The doctor goes silent; she probably realizes I'm rambling. Giving me space to latch onto the question, she waits.

"Oh, you mean the meal later."

"Yes, the meal later," she confirms, maybe surprised by my response. But I'm fed up with all this.

"Look, doc. I've spent weeks hearing that my uncle—who is actually me, or rather, my body—rose from the dead to live as a handicapped person, and that's without mentioning that he threw himself on me when he was on his deathbed. Exterminators come every week to kill more and more rats in an infestation that only happens in our house. Our things move around. There are strange noises in my room. Horrific dreams. My family is sad, then happy, then all crying. Some kids... some sick little bastards groped my classmate and me, and I had to fight against the guilt of breaking their hands and stabbing them with a pencil. And now I'm seeing a psychologist—a very nice one, by the way—whom I can't even tell how I really feel or what's happening to me, because not even with doctor-patient confidentiality would I come out of this unscathed.

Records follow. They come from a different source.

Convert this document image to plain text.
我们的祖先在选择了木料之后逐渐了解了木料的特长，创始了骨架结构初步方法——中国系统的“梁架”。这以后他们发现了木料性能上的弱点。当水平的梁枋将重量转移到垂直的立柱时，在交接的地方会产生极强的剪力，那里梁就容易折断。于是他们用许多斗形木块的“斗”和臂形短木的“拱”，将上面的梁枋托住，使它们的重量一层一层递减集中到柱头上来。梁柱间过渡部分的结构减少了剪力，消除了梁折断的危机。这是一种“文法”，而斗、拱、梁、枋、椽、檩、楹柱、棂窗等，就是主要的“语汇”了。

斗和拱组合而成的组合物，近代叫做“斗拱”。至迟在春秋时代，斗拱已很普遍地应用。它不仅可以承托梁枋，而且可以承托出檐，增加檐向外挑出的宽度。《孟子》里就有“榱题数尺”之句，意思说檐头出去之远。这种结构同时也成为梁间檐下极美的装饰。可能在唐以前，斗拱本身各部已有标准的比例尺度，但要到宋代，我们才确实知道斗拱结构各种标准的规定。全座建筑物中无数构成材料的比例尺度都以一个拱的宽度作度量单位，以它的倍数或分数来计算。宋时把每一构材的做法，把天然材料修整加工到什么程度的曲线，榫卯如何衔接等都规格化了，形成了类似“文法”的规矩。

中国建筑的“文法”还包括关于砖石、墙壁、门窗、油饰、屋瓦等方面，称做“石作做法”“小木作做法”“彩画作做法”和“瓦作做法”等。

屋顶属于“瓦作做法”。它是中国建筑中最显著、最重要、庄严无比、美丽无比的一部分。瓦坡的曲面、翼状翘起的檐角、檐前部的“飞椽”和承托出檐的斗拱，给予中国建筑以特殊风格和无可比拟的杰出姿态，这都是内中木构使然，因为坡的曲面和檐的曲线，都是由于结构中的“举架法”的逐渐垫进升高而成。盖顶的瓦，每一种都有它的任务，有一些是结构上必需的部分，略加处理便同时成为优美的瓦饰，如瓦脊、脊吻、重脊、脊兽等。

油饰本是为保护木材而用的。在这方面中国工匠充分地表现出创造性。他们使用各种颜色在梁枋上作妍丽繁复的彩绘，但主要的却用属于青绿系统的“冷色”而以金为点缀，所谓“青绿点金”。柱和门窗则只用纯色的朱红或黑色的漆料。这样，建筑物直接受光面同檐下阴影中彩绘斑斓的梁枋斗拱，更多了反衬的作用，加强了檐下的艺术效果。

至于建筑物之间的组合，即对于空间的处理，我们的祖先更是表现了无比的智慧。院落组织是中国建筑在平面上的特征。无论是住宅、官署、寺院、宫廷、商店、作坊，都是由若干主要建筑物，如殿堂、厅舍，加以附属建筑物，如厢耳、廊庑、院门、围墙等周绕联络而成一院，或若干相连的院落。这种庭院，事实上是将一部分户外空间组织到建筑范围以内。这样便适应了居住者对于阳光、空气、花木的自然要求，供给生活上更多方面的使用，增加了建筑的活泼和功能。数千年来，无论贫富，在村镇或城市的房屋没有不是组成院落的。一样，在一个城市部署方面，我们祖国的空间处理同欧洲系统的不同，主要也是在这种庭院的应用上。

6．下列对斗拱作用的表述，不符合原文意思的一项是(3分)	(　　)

Plus, there's this family meal, and for the first time, I feel weird about it. We could be the normal family we were, but I know that won't happen, because we're missing my Dani, my dear Dani. And, of course, I'm missing myself."

"Good," I say in a childlike voice as I hand her a drawing of a unicorn.

The meal was supposed to be at a restaurant, which seemed crazy to me. But who listens to kids? While they discussed having it at Arroyo, since I supposedly love their barbacoa, I pictured the commotion, the musicians, the noise, the alcohol. I couldn't allow it.

<<My uncle told me, the day of the accident, that he really wanted to take me to Suntory. That I'd try the best teppanyaki in Mexico.>>

Everyone fell silent.

My mother, eyes brimming with tears, agreed and asked my sister and brother-in-law to go to the Japanese restaurant instead.

Instead of complaints from Dani's parents, I got praise, and I overheard my sister whispering that it was the first time I'd seemed excited about something since the accident—or rather, the incident, the attack on my body.

On the way to the restaurant, I catch my reflection in the window. The burn marks are healing. My poor Dani will never be the same again.

It saddens me to think I don't know where she is or what's become of her.

We arrive and get a nice table. We walk past the lobster tank, and Daniela's parents seem surprised that I don't stop to look at them.

Damn. "The devil is in the details," they say.

My mother and my body arrive. Discreetly, it looks amazed by everything, and when it sees me, a slow, drooling smile spreads across its face. Insidious and sluggish, it makes my skin crawl.

"Hello," it says like an idiot, but also with a hint of complicity.

My mother takes a picture of us, and my sister and brother-in-law embrace.

"Uncle," I say as I hug him, fearing he might get violent toward me. Nothing happens.

During the meal, the idiot burns my body's hand on the grill repeatedly, as if testing how much it can take.

"Stop that, you're going to hurt yourself," my mother says, exasperated.

"Let him be, ma'am. He's not hurting himself," my brother-in-law says, earning a sharp look from my mother.

I step in.

"Be careful, you wouldn't want to get burned, right?"

The fool inhabiting my body—who is most definitely not Daniela—laughs, understanding the irony of my comment. He looks at me with my scarred face, worse than Dani's, and everyone else laughs along with him.

Everyone except me.

Because now I know.

He's not an idiot, and he's not Daniela.